Use real dishes, but don’t hand-wash them
You might think you’re saving water, but you’re not. Just use the dang dishwasher. And it goes without saying that you’ll be more wasteful if you serve things on paper plates.
Step five: when it comes to the eating, pace yourself
On the one hand, food is only truly wasted if it ends up in the garbage. On the other hand, you’re probably eating more food than you need—or even actually want. I mean, how often do you not get a belly ache on Thanksgiving?
Americans tend to pack on a pound or two (at least) each holiday season, and it takes an entire year to get back down to your lowest weight. Cut down on food waste and weight gain in one fell swoop by starting off with smaller portions. You can always eat more later.
Step six: You’re gonna have leftovers
No matter how carefully you plan your feast, the fact that you’ll want to avoid the faux-pas of serving too little food means you’re going to have at least a few leftovers. Don’t let them sit in the fridge getting gross.
Make sure you’ve got a game plan
Check your larders for storage containers in a variety of shapes and sizes. If you’ve planned your cooking carefully—and minimized non-holiday food in the fridge—you should have plenty of room to stack up organized, labeled leftovers. Avoiding a jumble of tin-foil and half-eaten pies will make you more likely to notice and eat these second- and third-day treats. Put foods that will go bad more quickly in front. If you have a vacuum sealer, use it.
Get creative, then get even more creative
If you tend to throw away most of your leftovers, boredom is probably to blame. Take a look at your bounty on Thursday night and write down a few recipes that remix the most plentiful items, and commit to making them on Friday or Saturday.

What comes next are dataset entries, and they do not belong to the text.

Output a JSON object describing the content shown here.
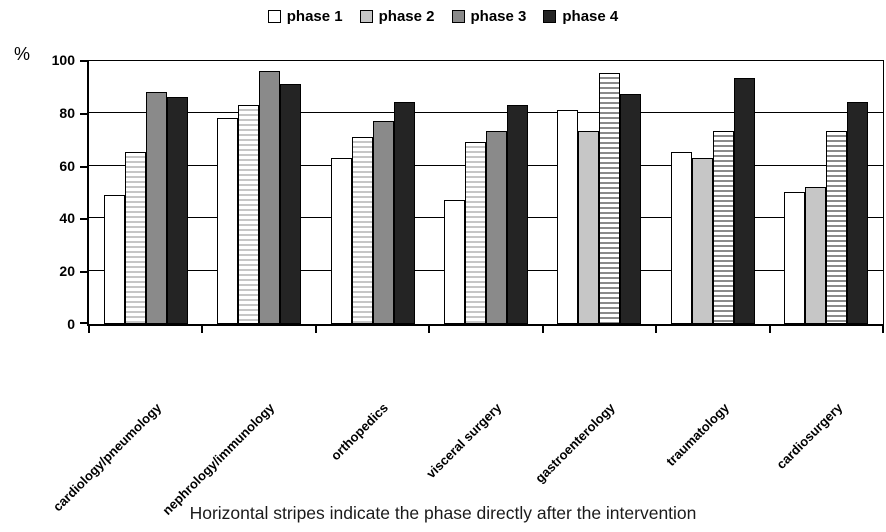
{
  "caption": "Horizontal stripes indicate the phase directly after the intervention",
  "y_axis": {
    "unit_label": "%",
    "ticks": [
      0,
      20,
      40,
      60,
      80,
      100
    ]
  },
  "legend": {
    "position": "top"
  },
  "chart_data": {
    "type": "bar",
    "title": "",
    "xlabel": "",
    "ylabel": "%",
    "ylim": [
      0,
      100
    ],
    "grid": true,
    "legend_position": "top",
    "categories": [
      "cardiology/pneumology",
      "nephrology/immunology",
      "orthopedics",
      "visceral surgery",
      "gastroenterology",
      "traumatology",
      "cardiosurgery"
    ],
    "series": [
      {
        "name": "phase 1",
        "color": "#ffffff",
        "values": [
          49,
          78,
          63,
          47,
          81,
          65,
          50
        ]
      },
      {
        "name": "phase 2",
        "color": "#c6c6c6",
        "values": [
          65,
          83,
          71,
          69,
          73,
          63,
          52
        ]
      },
      {
        "name": "phase 3",
        "color": "#8a8a8a",
        "values": [
          88,
          96,
          77,
          73,
          95,
          73,
          73
        ]
      },
      {
        "name": "phase 4",
        "color": "#242424",
        "values": [
          86,
          91,
          84,
          83,
          87,
          93,
          84
        ]
      }
    ],
    "striped_series_index_by_category": [
      1,
      1,
      1,
      1,
      2,
      2,
      2
    ],
    "note": "Horizontal stripes indicate the phase directly after the intervention"
  }
}
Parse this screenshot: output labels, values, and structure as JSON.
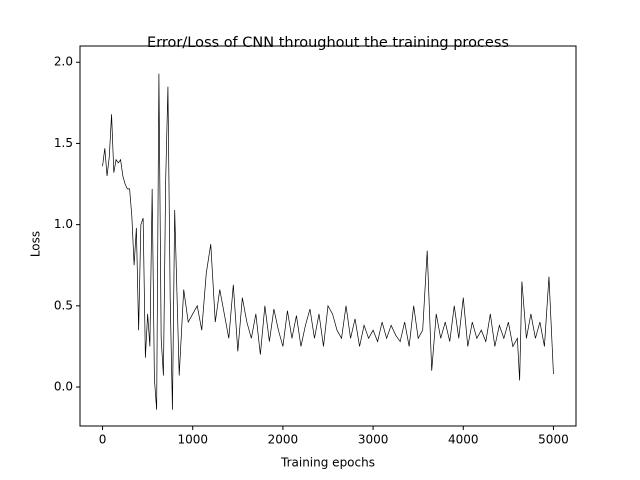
{
  "chart_data": {
    "type": "line",
    "title": "Error/Loss of CNN throughout the training process",
    "x_label": "Training epochs",
    "y_label": "Loss",
    "xlim": [
      -250,
      5250
    ],
    "ylim": [
      -0.24,
      2.1
    ],
    "xticks": [
      0,
      1000,
      2000,
      3000,
      4000,
      5000
    ],
    "yticks": [
      {
        "value": 0,
        "label": "0.0"
      },
      {
        "value": 0.5,
        "label": "0.5"
      },
      {
        "value": 1,
        "label": "1.0"
      },
      {
        "value": 1.5,
        "label": "1.5"
      },
      {
        "value": 2,
        "label": "2.0"
      }
    ],
    "series": [
      {
        "color": "#000000",
        "x": [
          0,
          25,
          50,
          75,
          100,
          125,
          150,
          175,
          200,
          225,
          250,
          275,
          300,
          325,
          350,
          375,
          400,
          425,
          450,
          475,
          500,
          525,
          550,
          575,
          600,
          625,
          650,
          675,
          700,
          725,
          750,
          775,
          800,
          850,
          900,
          950,
          1000,
          1050,
          1100,
          1150,
          1200,
          1250,
          1300,
          1350,
          1400,
          1450,
          1500,
          1550,
          1600,
          1650,
          1700,
          1750,
          1800,
          1850,
          1900,
          1950,
          2000,
          2050,
          2100,
          2150,
          2200,
          2250,
          2300,
          2350,
          2400,
          2450,
          2500,
          2550,
          2600,
          2650,
          2700,
          2750,
          2800,
          2850,
          2900,
          2950,
          3000,
          3050,
          3100,
          3150,
          3200,
          3250,
          3300,
          3350,
          3400,
          3450,
          3500,
          3550,
          3600,
          3650,
          3700,
          3750,
          3800,
          3850,
          3900,
          3950,
          4000,
          4050,
          4100,
          4150,
          4200,
          4250,
          4300,
          4350,
          4400,
          4450,
          4500,
          4550,
          4600,
          4625,
          4650,
          4700,
          4750,
          4800,
          4850,
          4900,
          4950,
          5000
        ],
        "values": [
          1.36,
          1.47,
          1.3,
          1.42,
          1.68,
          1.32,
          1.4,
          1.38,
          1.4,
          1.3,
          1.25,
          1.22,
          1.22,
          1.05,
          0.75,
          0.98,
          0.35,
          1.0,
          1.04,
          0.18,
          0.45,
          0.25,
          1.22,
          0.05,
          -0.14,
          1.93,
          0.3,
          0.07,
          1.27,
          1.85,
          0.55,
          -0.14,
          1.09,
          0.07,
          0.6,
          0.4,
          0.45,
          0.5,
          0.35,
          0.7,
          0.88,
          0.4,
          0.6,
          0.45,
          0.3,
          0.63,
          0.22,
          0.55,
          0.4,
          0.3,
          0.45,
          0.2,
          0.5,
          0.28,
          0.48,
          0.35,
          0.25,
          0.47,
          0.3,
          0.44,
          0.25,
          0.38,
          0.48,
          0.3,
          0.45,
          0.25,
          0.5,
          0.45,
          0.35,
          0.3,
          0.5,
          0.3,
          0.42,
          0.25,
          0.38,
          0.3,
          0.35,
          0.28,
          0.4,
          0.3,
          0.38,
          0.32,
          0.28,
          0.4,
          0.25,
          0.5,
          0.3,
          0.35,
          0.84,
          0.1,
          0.45,
          0.3,
          0.4,
          0.28,
          0.5,
          0.3,
          0.55,
          0.25,
          0.4,
          0.3,
          0.35,
          0.28,
          0.45,
          0.25,
          0.38,
          0.3,
          0.4,
          0.25,
          0.3,
          0.04,
          0.65,
          0.3,
          0.45,
          0.3,
          0.4,
          0.25,
          0.68,
          0.08
        ]
      }
    ]
  }
}
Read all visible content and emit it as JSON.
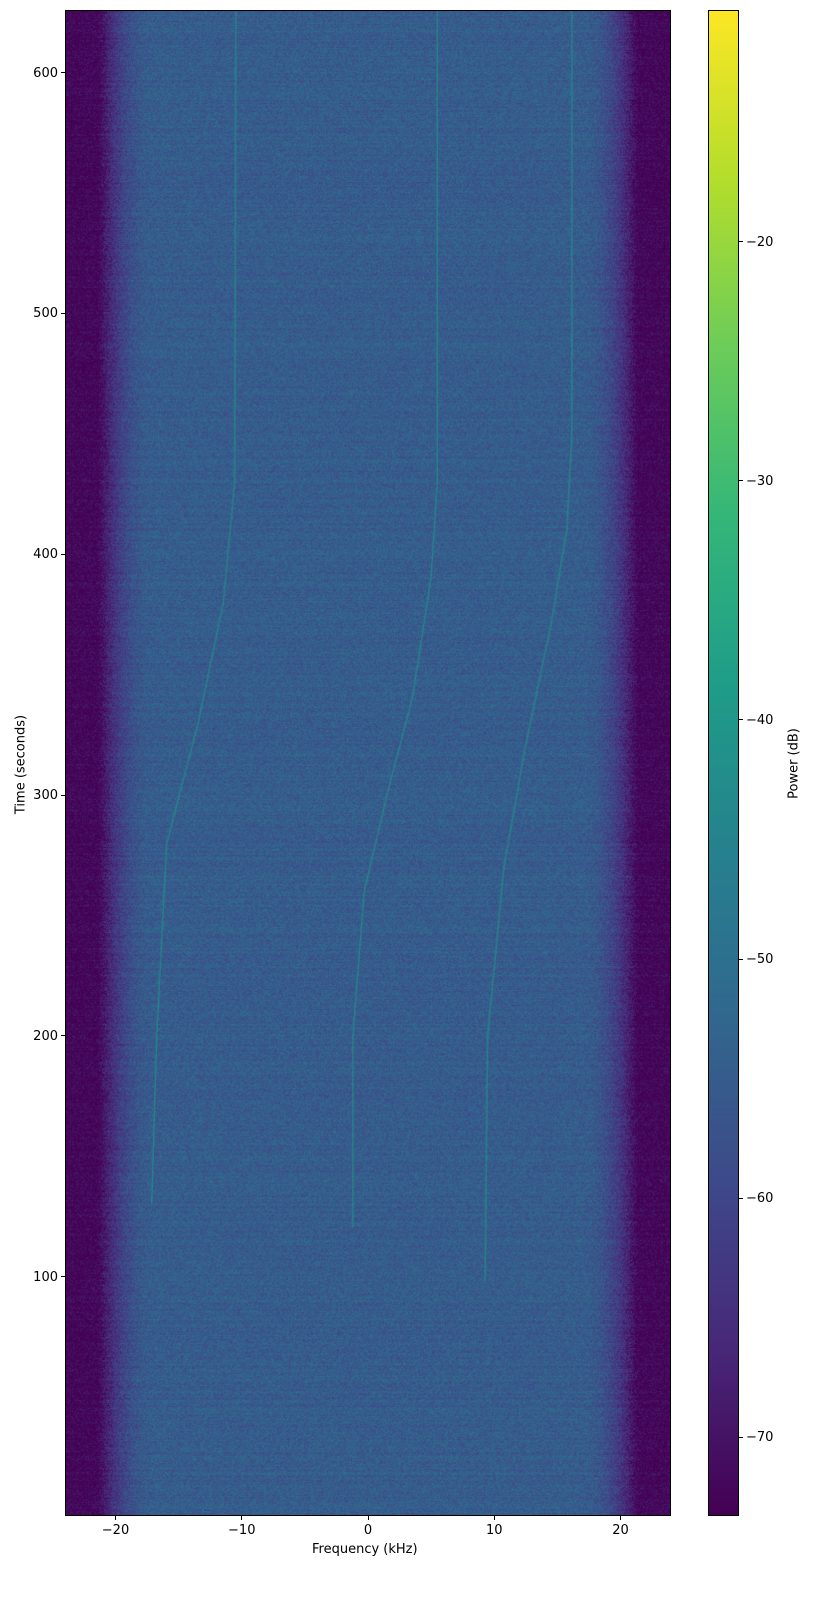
{
  "chart_data": {
    "type": "heatmap",
    "subtype": "spectrogram",
    "title": "",
    "xlabel": "Frequency (kHz)",
    "ylabel": "Time (seconds)",
    "xlim": [
      -24,
      24
    ],
    "ylim": [
      0.7,
      626
    ],
    "xticks": [
      -20,
      -10,
      0,
      10,
      20
    ],
    "xtick_labels": [
      "−20",
      "−10",
      "0",
      "10",
      "20"
    ],
    "yticks": [
      100,
      200,
      300,
      400,
      500,
      600
    ],
    "ytick_labels": [
      "100",
      "200",
      "300",
      "400",
      "500",
      "600"
    ],
    "grid": false,
    "colormap": "viridis",
    "colorbar": {
      "label": "Power (dB)",
      "range": [
        -73.3,
        -10.3
      ],
      "ticks": [
        -20,
        -30,
        -40,
        -50,
        -60,
        -70
      ],
      "tick_labels": [
        "−20",
        "−30",
        "−40",
        "−50",
        "−60",
        "−70"
      ],
      "position": "right"
    },
    "background_level_db": -55,
    "edge_level_db": -73,
    "passband_kHz": [
      -22,
      22
    ],
    "signal_traces": [
      {
        "points": [
          [
            -17.2,
            130
          ],
          [
            -16.8,
            200
          ],
          [
            -16,
            280
          ],
          [
            -13.5,
            330
          ],
          [
            -11.5,
            380
          ],
          [
            -10.6,
            430
          ],
          [
            -10.5,
            626
          ]
        ]
      },
      {
        "points": [
          [
            -1.2,
            120
          ],
          [
            -1.2,
            200
          ],
          [
            -0.3,
            260
          ],
          [
            1.5,
            300
          ],
          [
            3.5,
            340
          ],
          [
            5,
            390
          ],
          [
            5.5,
            430
          ],
          [
            5.5,
            626
          ]
        ]
      },
      {
        "points": [
          [
            9.3,
            98
          ],
          [
            9.5,
            200
          ],
          [
            10.8,
            270
          ],
          [
            12.5,
            320
          ],
          [
            14.5,
            370
          ],
          [
            15.8,
            410
          ],
          [
            16.2,
            450
          ],
          [
            16.2,
            626
          ]
        ]
      }
    ]
  }
}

The internet is bursting with ideas about this, but here are a few from us. Chef Jet Tila says he loves to use cranberry sauce to replace jam or jelly on everything—try it in oatmeal or on toast! PopSci Editor in Chief Joe Brown recommends Boxing Day Pie. Turkey soup is a given (just use the carcass as a base for stock, then add in some of the leftover meat), and Tila suggests amping the flavor up with a ham bone if you’ve got one. He also likes to use stuffing in place of breadcrumbs when making meatloaf, which frankly sounds obscenely delicious. You can also toast stuffing in the oven to make croutons, and fry up some pancakes with your leftover mashed potatoes. Desserts can be the hardest to remix, but here’s an amazing recipe for turning your pumpkin pie into turkey curry.
Thanksgiving is, at its core, a gluttonous holiday. But if you follow these steps—or even just follow one or two of them—you can enjoy your pie and give thanks for the planet’s bounty in a way that doesn’t help destroy it.